- VCD cover
- Directed by: George Kithu
- Starring: Vani Viswanath Vikram Nishanth Sagar Boban Alummoodan Lena
- Cinematography: Prathapan
- Edited by: B. Ajithkumar
- Music by: Berny-Ignatius
- Release date: 8 June 2000;
- Running time: 129 minutes
- Country: India
- Language: Malayalam

= Indriyam =

Indriyam is a 2000 Indian Malayalam-language horror film directed by George Kithu. The film is about a group of college friends who go into a haunted forest, with Vani Viswanath, Vikram, Nishanth Sagar, Boban Alummoodan and Lena appearing amongst others in the cast.
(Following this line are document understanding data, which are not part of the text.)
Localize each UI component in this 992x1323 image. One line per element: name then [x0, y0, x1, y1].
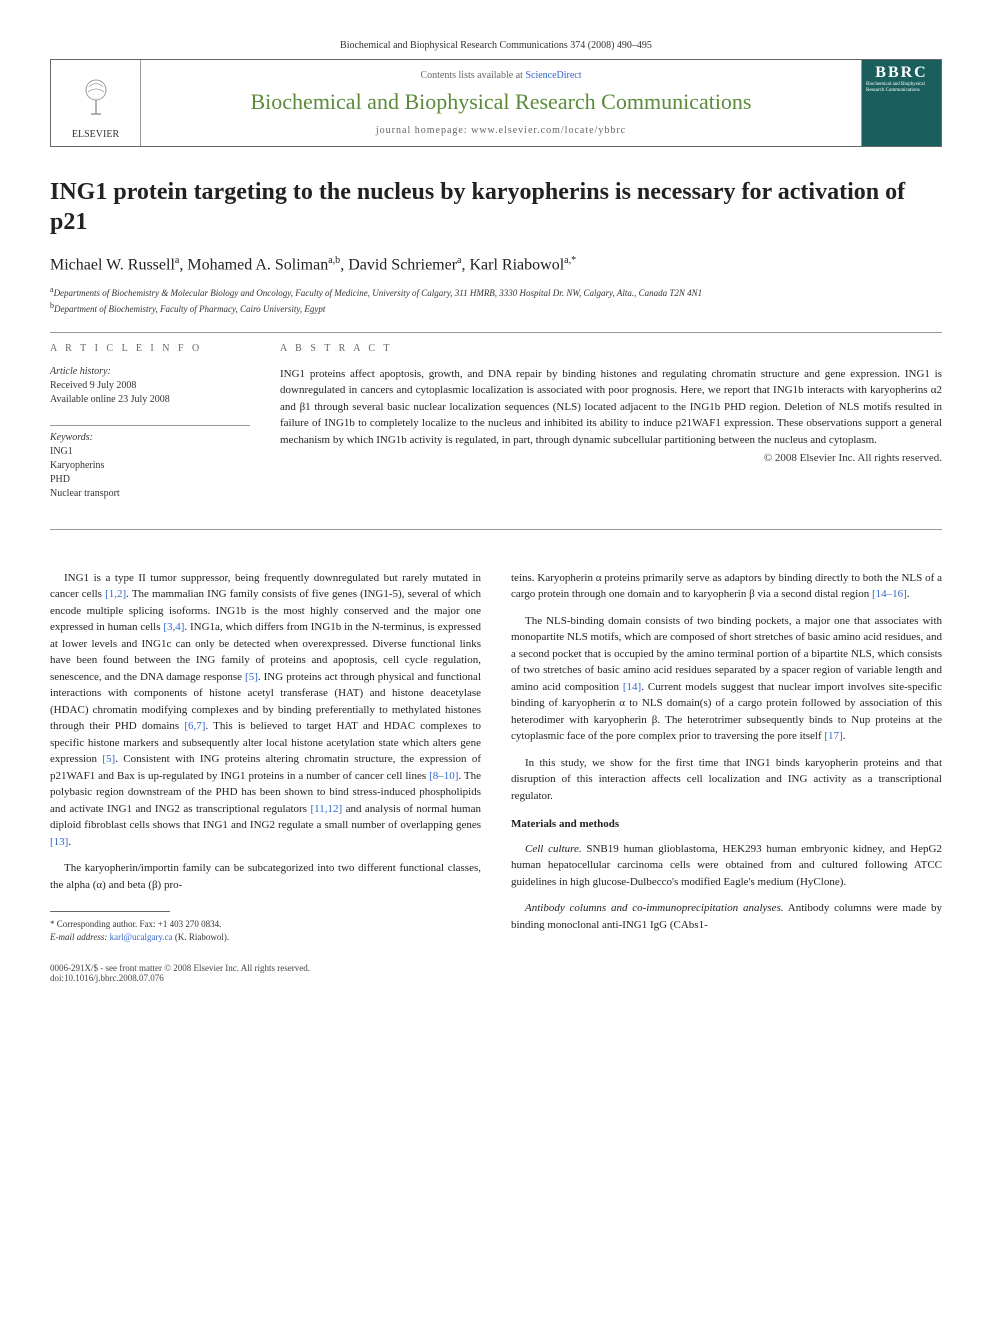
divider [50, 529, 942, 530]
methods-paragraph: Cell culture. SNB19 human glioblastoma, … [511, 841, 942, 891]
methods-runin: Cell culture. [525, 843, 582, 855]
banner-center: Contents lists available at ScienceDirec… [141, 60, 861, 146]
received-date: Received 9 July 2008 [50, 379, 250, 393]
email-footnote: E-mail address: karl@ucalgary.ca (K. Ria… [50, 931, 481, 944]
authors-list: Michael W. Russella, Mohamed A. Solimana… [50, 255, 942, 274]
footnote-divider [50, 911, 170, 912]
email-label: E-mail address: [50, 932, 107, 942]
publisher-logo-block: ELSEVIER [51, 60, 141, 146]
journal-homepage: journal homepage: www.elsevier.com/locat… [376, 125, 626, 136]
abstract-column: A B S T R A C T ING1 proteins affect apo… [280, 343, 942, 519]
corresponding-email-link[interactable]: karl@ucalgary.ca [110, 932, 173, 942]
methods-heading: Materials and methods [511, 816, 942, 833]
elsevier-tree-icon [66, 67, 126, 127]
article-info-column: A R T I C L E I N F O Article history: R… [50, 343, 250, 519]
body-left-column: ING1 is a type II tumor suppressor, bein… [50, 570, 481, 944]
info-divider [50, 425, 250, 426]
homepage-url: www.elsevier.com/locate/ybbrc [471, 125, 626, 136]
article-title: ING1 protein targeting to the nucleus by… [50, 177, 942, 237]
body-paragraph: In this study, we show for the first tim… [511, 755, 942, 805]
contents-prefix: Contents lists available at [420, 70, 525, 81]
affiliation-text: Departments of Biochemistry & Molecular … [54, 288, 703, 298]
keyword: Nuclear transport [50, 487, 250, 501]
keywords-label: Keywords: [50, 432, 250, 443]
journal-name: Biochemical and Biophysical Research Com… [251, 89, 752, 115]
body-paragraph: teins. Karyopherin α proteins primarily … [511, 570, 942, 603]
affiliation-b: bDepartment of Biochemistry, Faculty of … [50, 300, 942, 316]
sciencedirect-link[interactable]: ScienceDirect [525, 70, 581, 81]
body-paragraph: ING1 is a type II tumor suppressor, bein… [50, 570, 481, 851]
corresponding-footnote: * Corresponding author. Fax: +1 403 270 … [50, 918, 481, 931]
body-right-column: teins. Karyopherin α proteins primarily … [511, 570, 942, 944]
doi-line: doi:10.1016/j.bbrc.2008.07.076 [50, 973, 310, 983]
article-info-heading: A R T I C L E I N F O [50, 343, 250, 354]
cover-subtitle: Biochemical and Biophysical Research Com… [866, 82, 937, 93]
keyword: Karyopherins [50, 459, 250, 473]
keyword: ING1 [50, 445, 250, 459]
page-footer: 0006-291X/$ - see front matter © 2008 El… [50, 963, 942, 983]
footer-left: 0006-291X/$ - see front matter © 2008 El… [50, 963, 310, 983]
abstract-text: ING1 proteins affect apoptosis, growth, … [280, 366, 942, 449]
methods-runin: Antibody columns and co-immunoprecipitat… [525, 902, 784, 914]
body-paragraph: The karyopherin/importin family can be s… [50, 860, 481, 893]
contents-line: Contents lists available at ScienceDirec… [420, 70, 581, 81]
history-label: Article history: [50, 366, 250, 377]
abstract-copyright: © 2008 Elsevier Inc. All rights reserved… [280, 452, 942, 464]
body-paragraph: The NLS-binding domain consists of two b… [511, 613, 942, 745]
cover-abbr: BBRC [875, 64, 927, 82]
publisher-name: ELSEVIER [72, 129, 119, 140]
available-date: Available online 23 July 2008 [50, 393, 250, 407]
sciencedirect-banner: ELSEVIER Contents lists available at Sci… [50, 59, 942, 147]
keyword: PHD [50, 473, 250, 487]
homepage-prefix: journal homepage: [376, 125, 471, 136]
divider [50, 332, 942, 333]
affiliations: aDepartments of Biochemistry & Molecular… [50, 284, 942, 315]
methods-paragraph: Antibody columns and co-immunoprecipitat… [511, 900, 942, 933]
abstract-heading: A B S T R A C T [280, 343, 942, 354]
front-matter-line: 0006-291X/$ - see front matter © 2008 El… [50, 963, 310, 973]
journal-citation: Biochemical and Biophysical Research Com… [50, 40, 942, 51]
journal-cover-thumbnail: BBRC Biochemical and Biophysical Researc… [861, 60, 941, 146]
affiliation-text: Department of Biochemistry, Faculty of P… [54, 304, 325, 314]
body-two-column: ING1 is a type II tumor suppressor, bein… [50, 570, 942, 944]
email-suffix: (K. Riabowol). [173, 932, 230, 942]
affiliation-a: aDepartments of Biochemistry & Molecular… [50, 284, 942, 300]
It was dubbed and released in Tamil as Manthira Kottai in December 2000, shortly after the success of Sethu, in which Vikram had featured.

==Plot==
A college group of anthropology students go to the remote forest of Muthuvan Mala, under the oversight of Prof. Shankaranarayanan, in order to study the tribal life which had existed there. A student, Sunny, unknowingly unleashes the spirit of Neeli, who is a ghost seeking revenge against the Thripangod royal family, one of whom had killed her and her lover. Consequently, Neeli starts killing off the students one by one and the police call for sorcerer Vadakkedath Namboothiri to be summoned the ghost of neeli

==Release and reception==
After release, a film critic from indiainfo.com noted that "It has a creditable screenplay which develops the vendetta plot convincingly". In December 2000, the film was dubbed and released in Tamil as Manthira Kottai to make most of Vikram's newfound fame following the success of Sethu (1999).